Kaye is the author of the award-winning book, Thomas Paine: Firebrand of Revolution, as well as Thomas Paine and the Promise of America. He is the Ben & Joyce Rosenberg Professor of Social Change & Development and Director, Center for History and Social Change at the University of Wisconsin – Green Bay. Lim is author of The Anti-intellectual Presidency, Assistant Professor of Government at Wesleyan University, and a regular contributor to OUPBlog.
I’m almost done reading your book, and I read it, in part, as a call to return Paine as much to the American Left or Center as he has been appropriated on the Right in recent decades.
To get things started, I’d start with a contrarian volley. If Paine was the major harbinger of the democratic impulse in American society, I do wonder if he nevertheless has a natural affinity to the American Right. I say American, because Burkean conservatives / traditionalists, American Tories of the Russell Kirk and Richard Weaver variety, have always been a minority within the American conservative movement. The conservatism that has had any salience in America has been of the Barry Goldwater / Reagan kind. This mainstream conservatism has always been trenchantly populist.
A reason why, I propose, is that the conservatism that emerged in the 60s was anti-New Deal and anti-establishment. And that was a natural fit with the ideas of the revolutionary generation. Paine et al were not (yet) concerned with building “a more perfect union” – that would be left to the Founding generation. In the 1770s, the concern was one of NEGATIVE liberty, freedom from tyranny (and this was sometimes operationalized as freedom from government – hence the high correlation with natural rights talk).

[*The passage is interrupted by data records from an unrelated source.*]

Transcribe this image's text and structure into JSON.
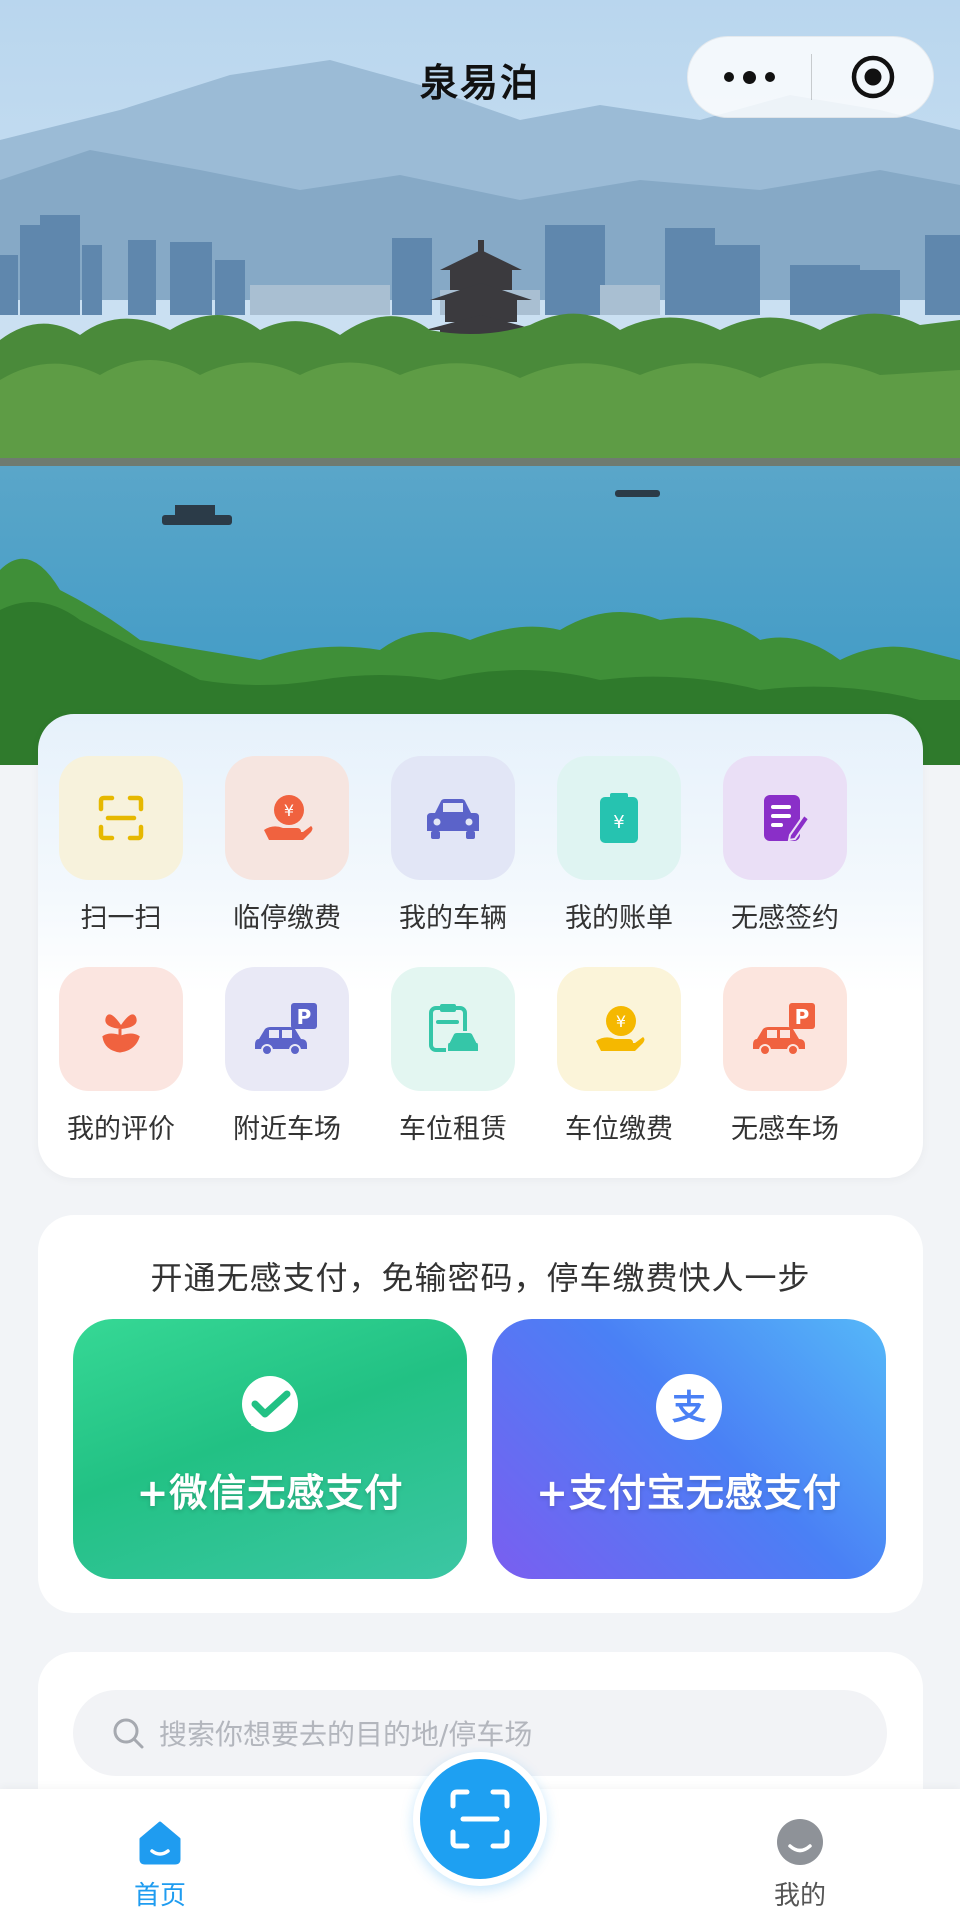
{
  "app": {
    "title": "泉易泊"
  },
  "capsule": {
    "more_icon": "more-dots-icon",
    "close_icon": "target-close-icon"
  },
  "menu": {
    "row1": [
      {
        "label": "扫一扫",
        "icon": "scan-icon"
      },
      {
        "label": "临停缴费",
        "icon": "coin-hand-icon"
      },
      {
        "label": "我的车辆",
        "icon": "car-icon"
      },
      {
        "label": "我的账单",
        "icon": "bill-icon"
      },
      {
        "label": "无感签约",
        "icon": "sign-doc-icon"
      }
    ],
    "row2": [
      {
        "label": "我的评价",
        "icon": "tulip-icon"
      },
      {
        "label": "附近车场",
        "icon": "parking-car-icon"
      },
      {
        "label": "车位租赁",
        "icon": "clipboard-car-icon"
      },
      {
        "label": "车位缴费",
        "icon": "coin-hand-icon"
      },
      {
        "label": "无感车场",
        "icon": "parking-car-icon"
      }
    ]
  },
  "pay": {
    "title": "开通无感支付，免输密码，停车缴费快人一步",
    "wechat_label": "+微信无感支付",
    "alipay_label": "+支付宝无感支付"
  },
  "search": {
    "placeholder": "搜索你想要去的目的地/停车场"
  },
  "tabbar": {
    "home_label": "首页",
    "mine_label": "我的"
  },
  "colors": {
    "accent": "#1ea0f2",
    "wechat": "#22c184",
    "alipay": "#4a80f5"
  }
}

It is perhaps no surprise then, that the Federalists who took over the reigns of government in the 1790s were in fact highly anti-democratic and anti-Jacobin. (The electoral college, the Senate, and the Supreme Court were institutional instantiations of their anti-democratic bias.) The Federalists had seen the dangers of too much anti-governmentalism and now saw the virtues of POSITIVE liberty, which could only be delivered by good government.
I wonder what you thought of my “affinity” argument between the modern American Right and the concerns of Paine and his generation?